Every candidate returned by resolveMessage is re-checked: its own reported messageId must
equal what was asked for (normalize_message_id(c["messageId"]) == canonical_id). This means a
future change in Mail's scripting dictionary semantics (e.g. if whose message id is X ever
started matching loosely) would fail loud — NotFound/wrong-count — rather than silently
mutating the wrong message.
If more than one verified candidate is found (e.g. the same Message-ID present in two
mailboxes — a real, expected case for IMAP accounts with an "All Mail" folder), resolve()
raises MultipleMatches(candidates=[...]). The caller must supply account/mailbox to
disambiguate. This directly replaces the upstream subject_keyword substring-matching pattern,
which could silently act on the wrong message in a thread with repeated subjects.
CREATE TABLE resolve_cache (
canonical_id TEXT NOT NULL,
account_name TEXT NOT NULL, -- the JXA-addressable name, NOT the disk account_uuid
mailbox_name TEXT NOT NULL,
mail_int_id INTEGER,
last_verified REAL NOT NULL,
PRIMARY KEY (canonical_id, account_name, mailbox_name)
);A hint table, never trusted blindly — every cache hit still goes through the full scoped resolution + read-back verification above. A stale cache entry costs one extra scoped lookup, never a wrong write.
Let M = the number of messages Mail.app would have to consider for an unscoped whose message id is X query (worst case, mailbox size). Each of the four attempts in the flowchart
above is a single JXA round trip; the difference between them is not how many round trips happen
(always exactly one, per attempt, until something returns candidates) but how much searching
that one round trip has to do internally:
-
Hint / cache / read-seed hit — the scoped call already knows the account and mailbox, so
Mail.app's own lookup is bounded by that one mailbox's size, not M. In steady state (an
MCP client re-touching messages it already resolved once, e.g.
moveaftersearch) this is the common case: O(1) JXA round trips, cost independent of overall mailbox size.resolve_cacheexists specifically to keep hitting this branch across separate tool calls, not just within one. -
Broad scan (no hint, no cache, not in the local index) — the only branch whose cost can
grow with M; bounded by
config.timeouts.broad_scan_secso it degrades to a typedTimeoutrather than blocking, per CLAUDE.md invariant #4 ("never hang").
This is why the resolver is designed to prefer any scoped attempt over the broad scan, even a stale one: a wrong-but-scoped guess costs one extra O(1) round trip when it misses; skipping straight to the broad scan on every call would make every write O(M) instead of O(1).
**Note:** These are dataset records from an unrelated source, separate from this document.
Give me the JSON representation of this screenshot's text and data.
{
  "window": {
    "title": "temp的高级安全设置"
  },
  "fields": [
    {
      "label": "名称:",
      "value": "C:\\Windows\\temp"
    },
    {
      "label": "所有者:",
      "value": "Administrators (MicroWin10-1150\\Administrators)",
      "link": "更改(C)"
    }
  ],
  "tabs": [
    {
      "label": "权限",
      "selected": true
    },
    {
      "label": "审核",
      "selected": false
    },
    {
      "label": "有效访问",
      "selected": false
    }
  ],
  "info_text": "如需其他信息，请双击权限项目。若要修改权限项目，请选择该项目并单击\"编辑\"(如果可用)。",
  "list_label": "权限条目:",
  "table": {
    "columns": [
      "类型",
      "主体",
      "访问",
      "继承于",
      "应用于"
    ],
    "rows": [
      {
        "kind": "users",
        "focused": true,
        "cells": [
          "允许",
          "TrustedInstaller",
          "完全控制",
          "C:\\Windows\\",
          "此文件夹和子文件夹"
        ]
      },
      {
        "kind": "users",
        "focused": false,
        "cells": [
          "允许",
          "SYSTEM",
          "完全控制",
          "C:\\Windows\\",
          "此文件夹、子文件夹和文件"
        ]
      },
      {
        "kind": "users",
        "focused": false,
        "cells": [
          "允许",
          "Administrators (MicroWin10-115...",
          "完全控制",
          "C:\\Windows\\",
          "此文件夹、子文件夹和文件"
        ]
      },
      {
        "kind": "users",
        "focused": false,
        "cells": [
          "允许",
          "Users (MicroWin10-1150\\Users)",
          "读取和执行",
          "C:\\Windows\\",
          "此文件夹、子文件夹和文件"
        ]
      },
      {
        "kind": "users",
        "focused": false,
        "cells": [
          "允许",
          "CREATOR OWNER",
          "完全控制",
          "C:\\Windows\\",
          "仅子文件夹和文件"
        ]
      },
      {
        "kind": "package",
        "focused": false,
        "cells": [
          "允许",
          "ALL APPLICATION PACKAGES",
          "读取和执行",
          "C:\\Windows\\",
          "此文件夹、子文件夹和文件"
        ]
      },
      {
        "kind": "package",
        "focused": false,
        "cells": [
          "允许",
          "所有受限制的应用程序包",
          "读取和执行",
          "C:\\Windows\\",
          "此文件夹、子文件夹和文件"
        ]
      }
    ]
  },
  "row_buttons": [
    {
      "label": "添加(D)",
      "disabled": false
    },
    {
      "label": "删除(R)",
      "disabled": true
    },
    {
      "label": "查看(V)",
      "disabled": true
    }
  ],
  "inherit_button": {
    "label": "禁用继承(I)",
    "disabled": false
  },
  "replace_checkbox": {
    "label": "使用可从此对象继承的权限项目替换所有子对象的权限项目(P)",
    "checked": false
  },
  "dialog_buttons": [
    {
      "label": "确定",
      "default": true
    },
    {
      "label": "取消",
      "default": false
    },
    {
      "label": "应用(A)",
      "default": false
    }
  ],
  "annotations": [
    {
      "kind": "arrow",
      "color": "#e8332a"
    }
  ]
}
Every write tool's primary locator is the canonical message_id. subject_keyword survives only
as an explicit opt-in locator (core/models.py::Locator) for the few cases where no
Message-ID is available yet (drafts) — and even then, the resolved match is converted to a
canonical id and re-verified before any mutation, rather than being trusted directly.